The format suited him, enabling his lengthy and open-ended diatribes. He ducked the mainstream media’s criticism (and fact-checking) by appearing in a more relaxed format. He appealed to listeners who had been apathetic and pessimistic about politics. 

Kamala Harris responded with her own appearances, most notably on the “Call Her Daddy” podcast, which is popular among young women. Her VP candidate, Tim Walz, appeared on sports podcasts. But a few days before the election, she declined to fly to Rogan’s home base in Austin, Texas for an interview. Rogan ended up inviting Elon Musk instead and endorsing Trump.

Whether the Harris campaign made an error in declining the Rogan appearance is tough to answer as of yet. But we know that young men swung dramatically to Trump.

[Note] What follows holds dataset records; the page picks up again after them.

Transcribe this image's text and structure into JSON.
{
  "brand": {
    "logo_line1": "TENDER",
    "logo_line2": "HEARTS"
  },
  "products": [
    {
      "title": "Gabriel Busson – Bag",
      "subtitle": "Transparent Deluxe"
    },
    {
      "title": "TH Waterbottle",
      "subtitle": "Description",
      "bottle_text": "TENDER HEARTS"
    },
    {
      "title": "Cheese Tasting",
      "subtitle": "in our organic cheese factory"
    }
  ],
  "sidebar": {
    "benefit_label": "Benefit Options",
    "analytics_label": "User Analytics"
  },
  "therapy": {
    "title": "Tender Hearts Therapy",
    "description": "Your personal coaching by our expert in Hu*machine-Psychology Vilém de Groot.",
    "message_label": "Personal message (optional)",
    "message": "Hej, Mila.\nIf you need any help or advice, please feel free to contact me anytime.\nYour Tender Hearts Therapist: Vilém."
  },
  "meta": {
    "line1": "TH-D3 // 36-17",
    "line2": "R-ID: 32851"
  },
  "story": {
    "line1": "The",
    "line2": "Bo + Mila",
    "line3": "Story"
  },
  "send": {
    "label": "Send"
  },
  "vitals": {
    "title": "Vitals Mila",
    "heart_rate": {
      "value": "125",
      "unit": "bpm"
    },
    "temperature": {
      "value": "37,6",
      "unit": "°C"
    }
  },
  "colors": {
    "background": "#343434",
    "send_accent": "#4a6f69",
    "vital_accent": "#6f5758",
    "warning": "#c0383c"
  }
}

Latinos, too, moved toward Trump — a continuing trend. 42 percent of Latinos voted for the Republican ticket nationwide, a seven-point jump from 2020. With more than 50 percent of Florida Latinos voting Trump, Republicans have turned Florida from a swing state to solid red.

Despite his inflammatory rhetoric on Hispanic immigrants, Trump has only added to his voting coalition. It reaches back to perhaps the biggest takeaway from the election — that Harris was deeply connected with the unpopular Biden administration, and that no explanation is complete without that simple fact.

Where Do We Go From Here?
Consider that every governing party facing election this year in a developed country lost.  Post-covid inflation sunk Biden’s approval rating, and as his Vice President, Harris was aligned with his policies. She tried her best to run on change — touting the “We’re not going back” slogan — but as the incumbent party, that’s hard to do.

Change is a powerful force in American politics. As The Atlantic’s Derek Thompson pointed out, the advantage of the incumbent has dissipated over the past couple of decades. In a tight, heavily-partisan environment, the challenging party is able to play on economic anxiety and secure swing votes.

Trump’s margin of victory — upwards of four million votes — is the bigger shock. His election marks a nationwide push to the political right. Time will tell if the movement is lasting.